A new poll has revealed that the world’s happiest country is Switzerland. It must be all of those cuckoo clocks and chocolate that has made them so gleeful.

The poll was conducted by the Sustainable Development Solutions Network (SDSN), an initiative that has been endorsed and supported by the United Nations, and this is the third year that the scheme has been run.

In order to collect the data, the World Happiness Report analysed and examined 158 countries. The United Nations hope that this data will ultimately influence government policy surrounding nation’s inhabitants.

Switzerland came out on top of the list, while they were then closely followed by the likes of Iceland, Denmark, Norway, and Canada. However on the compete opposite end of the spectrum, Togo was voted to be the World’s least happy country, while the citizens of Burundi, Syria, Benin and Rwanada are far from ecstatic too.

The release date of this data is for from coincidental too as the survey was provided to the general public on the eve of the presidential elections in Togo, a country that has been run by members of the same family for 48 years.

SDSN, which was originally launched in 2012, is made up of government officials, individuals from academia, and the private sector. They amalgamate their table of content from data that they’ve collected from the Gallup World Poll. They then take into consideration a number of other topics, such as healthy life expectancy, living conditions, and corruption in the countries.

According to the BBC, the report explained:

“Increasing happiness is considered a proper measure of social progress and goal of public policy. A rapidly increasing number of national and local government are using data and research in their search for policies that could enable people to have better lives.”

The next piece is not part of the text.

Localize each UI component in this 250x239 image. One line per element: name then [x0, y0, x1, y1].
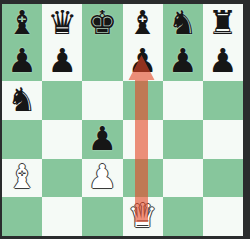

Switzerland usurped last year’s winners Denmark to top spot on the poll, and and in the process rose there from third.

Meanwhile, while speaking to CNN, Jeffrey Sachs, who is the SDSN’s director and one of Columbia University’s economics professors, explained that there isn’t a “single key to happiness.”

“All of these countries do well in several ways. Being rich? That’s good, but it’s only a modest part of the story. Trusting society, having a government that ranks on low in corruption, a society where people are generous and volunteering, all of these are important for happiness.”

The U.N. General Assembly declared World Happiness Day as March 20 in 2012.

Meanwhile, the United States Of America came in 15th, just behind Mexico, Austria, Costa Rica, and Israel.